Dà molto dolore, e anche molta vergogna, vedere a Ginevra certi rappresentanti di paesi costretti a soffrire perfino il flagello della fame, piegarsi alle pressioni degli Stati uniti per condannare il sistema cubano. Paesi che anno dopo anno votano nell'Assemblea generale dell'Onu la fine del blocco nordamericano contro Cuba e tuttavia a Ginevra non sanno resistere alle umilianti pressioni cui sono sottoposti e finiscono per dare il loro voto all'infame scaramuccia egemonica messa in piedi dall'impero.
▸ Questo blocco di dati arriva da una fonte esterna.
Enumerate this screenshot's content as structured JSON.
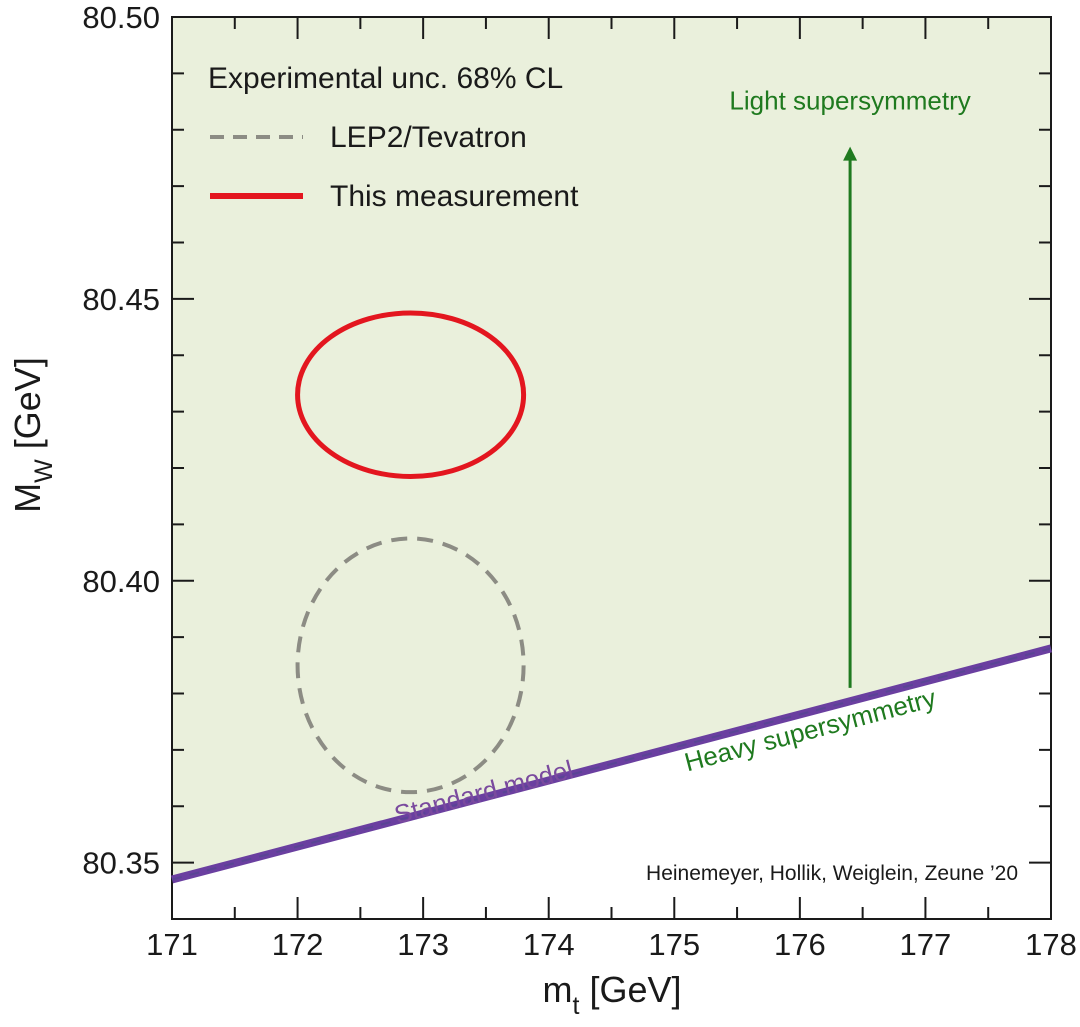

Come se non si vedesse benissimo quel che si vuole togliere a Cuba, e che non si vuole che gli altri abbiano. Perché al fondo quella condanna di anno dopo anno non è diretta solo contro Cuba. E direi neanche principalmente contro Cuba. Essa è diretta contro un insieme di paesi sttomessi a uno stato di dipendenza per i cui popoli l'impero ha decretato da tempo che non ci siano opportunità di giustizia, di sicurezza, di equità, di pace. Per questo è assai triste vedere che i rappresentanti di molti di quei paesi finiscano per allinearsi contro i loro stessi interessi, e non solo contro Cuba.

Non voglio neanche sostenere che a Cuba non ci siano delle manchevolezze, sia sul piano materiale sia sul piano istituzionale. Però quel che non si può neanche accettare è la discussione a partire dall'agenda di chi vuole privarti di tutto. Specie quando è proprio, in fondo, contro quell'agenda che si è votato a stragrande maggioranza ogni anno nell'Assemblea generale dell'Onu senza che l'impero ne tenga minimamente conto. A Cuba non possono denunciare l'esistenza di crimini politici, torture, desaparecidos, una gamma di violazioni in cui incorrono i nostri accusatori, senza poter neanche più nasconderle. E allora non hanno altro argomento che spostare l'attenzione sui casi, pur se molto controversi, delle restrizioni alla formazione di un'opposizione organizzata.

La sproporzione di questa agenda mette in evidenza che la prima cosa che ci vogliono togliere è la sovranità. E naturalmente si tratta anche di qualcosa di cui non si vuole che gli altri fruiscano. Di fatto, si tratta di qualcosa di cui non vorrebbero che nessuno fruisca più, neppure i loro principali alleati. La visione della sovranità che solo ammette un sovrano, come dimostra la strada che va dal Kossovo all'Iraq.

Questo è un dibattito che non si limita a Ginevra e al caso di Cuba. Ginevra deve cambiare. L'agenda del dibattito sui diritti umani deve cambiare, perché negli ultimi anni la mappa della resistenza sta allargandosi e quel che fa la Commissione di Ginevra è diventato anacronistico.